Integration with these or other applications/systems is central to harnessing all manufacturing information effectively. With complete control over product data, manufacturers can instantly adjust shop floor labor rates for a plant in Taiwan or raw material cost data to reflect inflationary pressures.

Importantly, manufacturers that understand why there are discrepancies between actual historical data and insights from simulation applications can build precise AI models based on the most accurate information and parameters from multiple types of data.

3. How aPriori Provides an Intelligent Foundation for AI

aPriori’s Manufacturing Insights Platform applies AI to 3D CAD models to automatically recommend changes to improve profitability, manufacturability, and sustainability options. aPriori’s intelligence enables users to simulate multiple variables simultaneously to make data-driven decisions amid increasing design, supply chain, and manufacturing complexity. What used to take weeks or months to measure, report, and reduce product cost can now be done in seconds using aPriori’s AI technology.

Companies use aPriori’s automated manufacturing insights to iterate rapidly using trusted data. With the freedom and speed to access data, product development teams can simulate myriad options to identify new solutions and approaches to increase business value.

Hundreds of leading manufacturers today are creating thousands of design and manufacturing scenarios through aPriori’s simulation engine. They are creating an immense amount of data that can be harvested for further analysis using cutting-edge generative AI and machine learning capabilities. Customers including Eaton are using aPriori simulation data to fuel AI generative product design and other applications.

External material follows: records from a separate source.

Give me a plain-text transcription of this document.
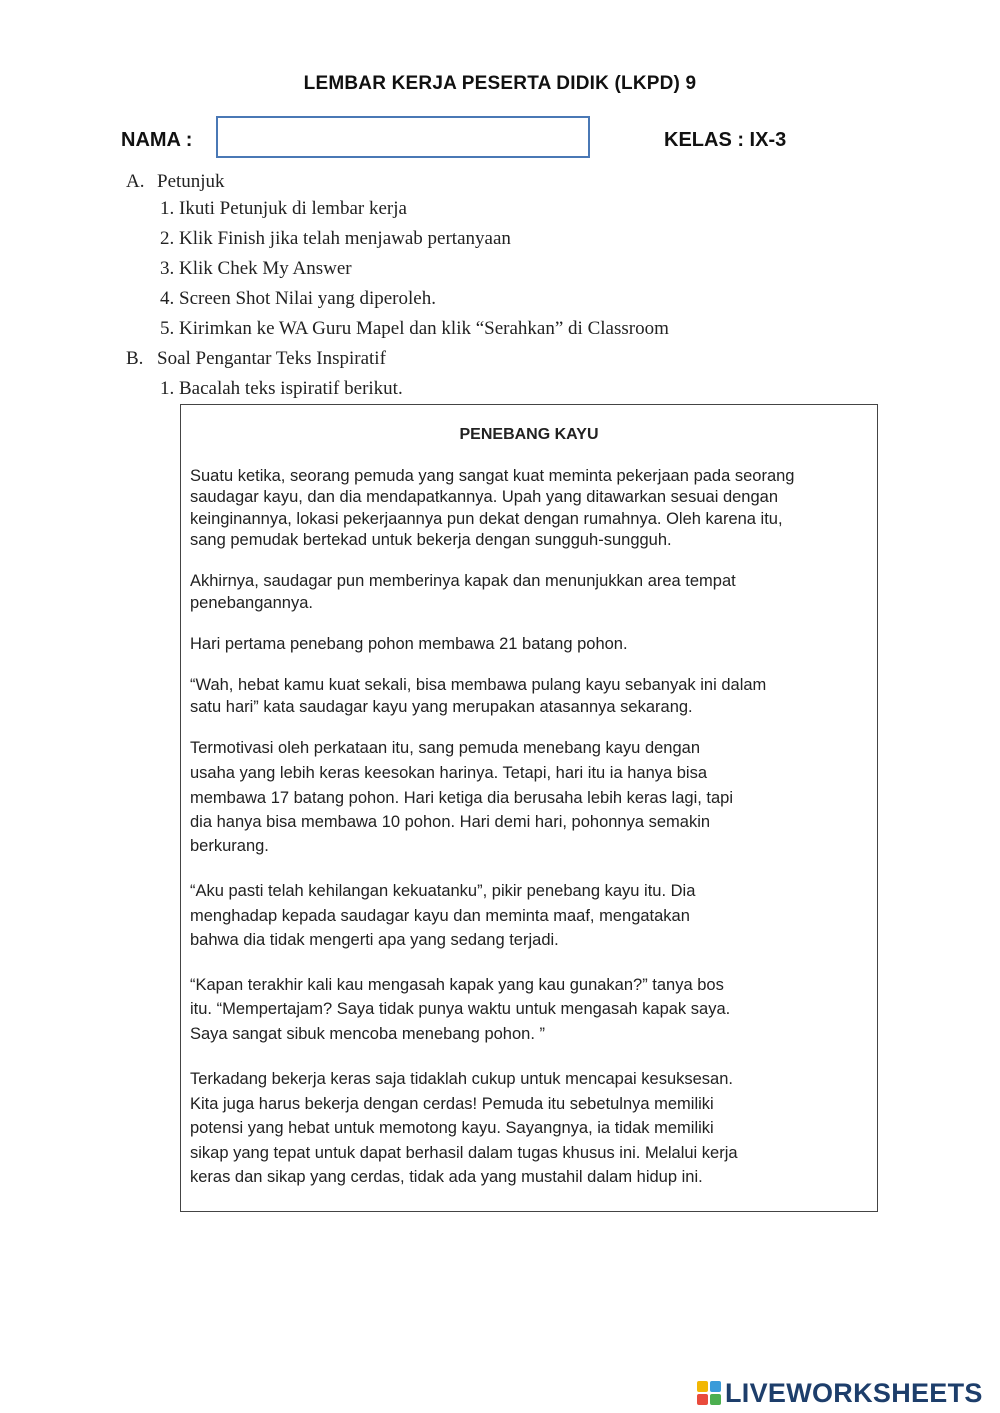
LEMBAR KERJA PESERTA DIDIK (LKPD) 9
NAMA :	KELAS : IX-3
A. Petunjuk
1. Ikuti Petunjuk di lembar kerja
2. Klik Finish jika telah menjawab pertanyaan
3. Klik Chek My Answer
4. Screen Shot Nilai yang diperoleh.
5. Kirimkan ke WA Guru Mapel dan klik “Serahkan” di Classroom
B. Soal Pengantar Teks Inspiratif
1. Bacalah teks ispiratif berikut.
PENEBANG KAYU
Suatu ketika, seorang pemuda yang sangat kuat meminta pekerjaan pada seorang
saudagar kayu, dan dia mendapatkannya. Upah yang ditawarkan sesuai dengan
keinginannya, lokasi pekerjaannya pun dekat dengan rumahnya. Oleh karena itu,
sang pemudak bertekad untuk bekerja dengan sungguh-sungguh.
Akhirnya, saudagar pun memberinya kapak dan menunjukkan area tempat
penebangannya.
Hari pertama penebang pohon membawa 21 batang pohon.
“Wah, hebat kamu kuat sekali, bisa membawa pulang kayu sebanyak ini dalam
satu hari” kata saudagar kayu yang merupakan atasannya sekarang.
Termotivasi oleh perkataan itu, sang pemuda menebang kayu dengan
usaha yang lebih keras keesokan harinya. Tetapi, hari itu ia hanya bisa
membawa 17 batang pohon. Hari ketiga dia berusaha lebih keras lagi, tapi
dia hanya bisa membawa 10 pohon. Hari demi hari, pohonnya semakin
berkurang.
“Aku pasti telah kehilangan kekuatanku”, pikir penebang kayu itu. Dia
menghadap kepada saudagar kayu dan meminta maaf, mengatakan
bahwa dia tidak mengerti apa yang sedang terjadi.
“Kapan terakhir kali kau mengasah kapak yang kau gunakan?” tanya bos
itu. “Mempertajam? Saya tidak punya waktu untuk mengasah kapak saya.
Saya sangat sibuk mencoba menebang pohon. ”
Terkadang bekerja keras saja tidaklah cukup untuk mencapai kesuksesan.
Kita juga harus bekerja dengan cerdas! Pemuda itu sebetulnya memiliki
potensi yang hebat untuk memotong kayu. Sayangnya, ia tidak memiliki
sikap yang tepat untuk dapat berhasil dalam tugas khusus ini. Melalui kerja
keras dan sikap yang cerdas, tidak ada yang mustahil dalam hidup ini.
LIVEWORKSHEETS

aPriori’s robust data available for AI modeling includes product cost, carbon footprint, weight, materials, manufacturing process data, and more.

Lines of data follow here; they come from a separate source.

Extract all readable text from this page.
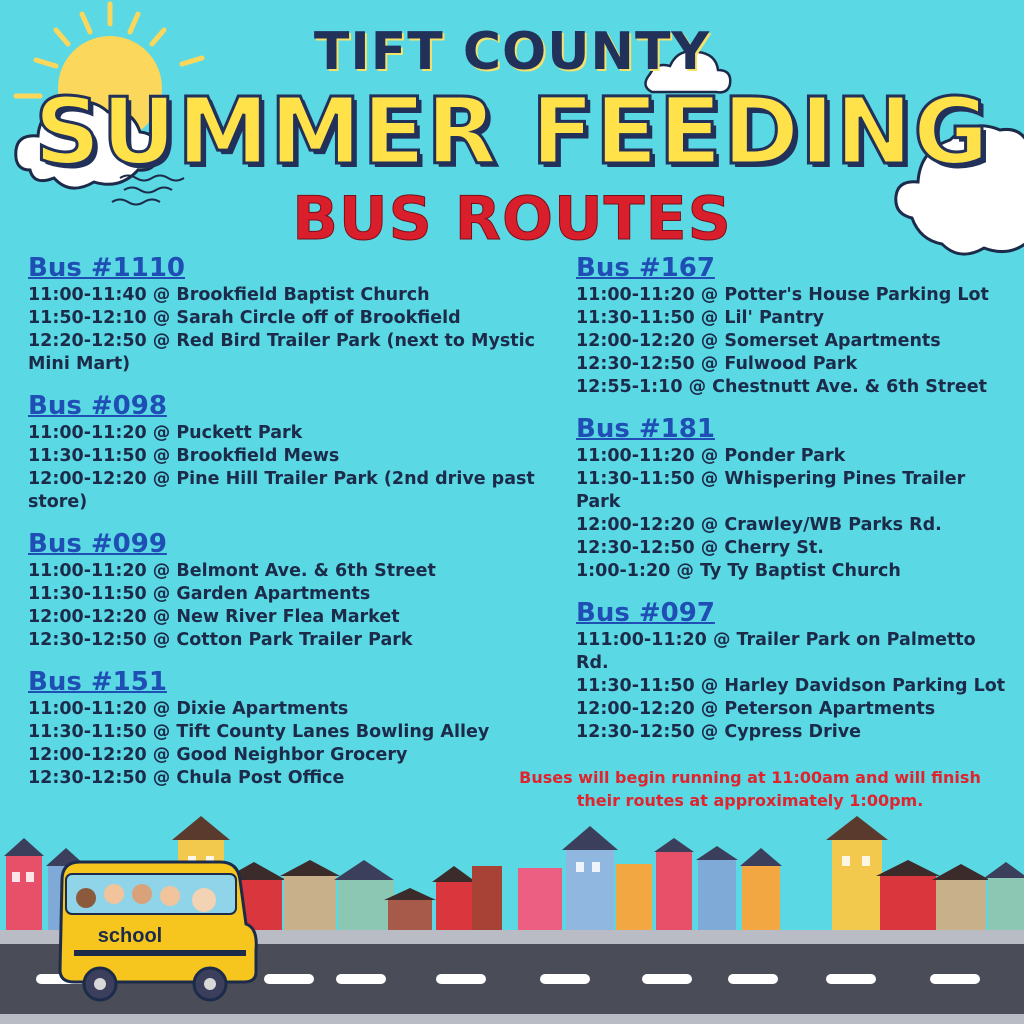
school
TIFT COUNTY
SUMMER FEEDING
BUS ROUTES
Bus #1110
11:00-11:40 @ Brookfield Baptist Church
11:50-12:10 @ Sarah Circle off of Brookfield
12:20-12:50 @ Red Bird Trailer Park (next to Mystic Mini Mart)
Bus #098
11:00-11:20 @ Puckett Park
11:30-11:50 @ Brookfield Mews
12:00-12:20 @ Pine Hill Trailer Park (2nd drive past store)
Bus #099
11:00-11:20 @ Belmont Ave. & 6th Street
11:30-11:50 @ Garden Apartments
12:00-12:20 @ New River Flea Market
12:30-12:50 @ Cotton Park Trailer Park
Bus #151
11:00-11:20 @ Dixie Apartments
11:30-11:50 @ Tift County Lanes Bowling Alley
12:00-12:20 @ Good Neighbor Grocery
12:30-12:50 @ Chula Post Office
Bus #167
11:00-11:20 @ Potter's House Parking Lot
11:30-11:50 @ Lil' Pantry
12:00-12:20 @ Somerset Apartments
12:30-12:50 @ Fulwood Park
12:55-1:10 @ Chestnutt Ave. & 6th Street
Bus #181
11:00-11:20 @ Ponder Park
11:30-11:50 @ Whispering Pines Trailer Park
12:00-12:20 @ Crawley/WB Parks Rd.
12:30-12:50 @ Cherry St.
1:00-1:20 @ Ty Ty Baptist Church
Bus #097
111:00-11:20 @ Trailer Park on Palmetto Rd.
11:30-11:50 @ Harley Davidson Parking Lot
12:00-12:20 @ Peterson Apartments
12:30-12:50 @ Cypress Drive
Buses will begin running at 11:00am and will finish their routes at approximately 1:00pm.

Increase Speed and Productivity

  • Capitalize on automated insights: With aPriori, manufacturers can unlock new insights from their existing systems with a click of a button. aPriori’s digital thread ties multiple digital twins together to establish a “single source of truth” for product data in product lifecycle management (PLM) systems – including product weight, tolerance information, carbon footprint data, and more. By contrast, manual analysis of spreadsheet data is time-consuming, may be outdated/inaccurate, and not have important information required to make informed decisions.
  • Streamline communication across teams: Centralizing product data has limited value if the relevant teams are siloed. aPriori’s coworking application, aP Workspace, enables users to assign and manage tasks while also providing traceability across product design, cost engineering, sourcing, sustainability, and manufacturing teams.

Innovate Rapidly

  • Use updated cost, DFM, and sustainability data: Manufacturers often struggle to access up-to-date information required to make data-driven decisions. Each quarter, aPriori provides updated manufacturing, labor, and material cost data in nearly 90 regions globally. Additionally, aPriori continues to refine and expand its more than 440 manufacturing process models.
  • Innovate at scale: How long will it take you to run thousands of scenarios and optimize them for cost, manufacturability, and sustainability? It can take weeks if you use spreadsheets and other traditional processes. But with aPriori automation, manufacturers can compare a range of complex scenarios at scale in real time

4. Eaton Applies aPriori and AI to Accelerate Product Design

Eaton, a global provider of intelligent power management solutions for consumer and industrial applications, is making a $3 billion research and development (R&D) investment during the next decade to maintain its competitive edge. Additionally, the company is using AI to accelerate new product development while maintaining high quality.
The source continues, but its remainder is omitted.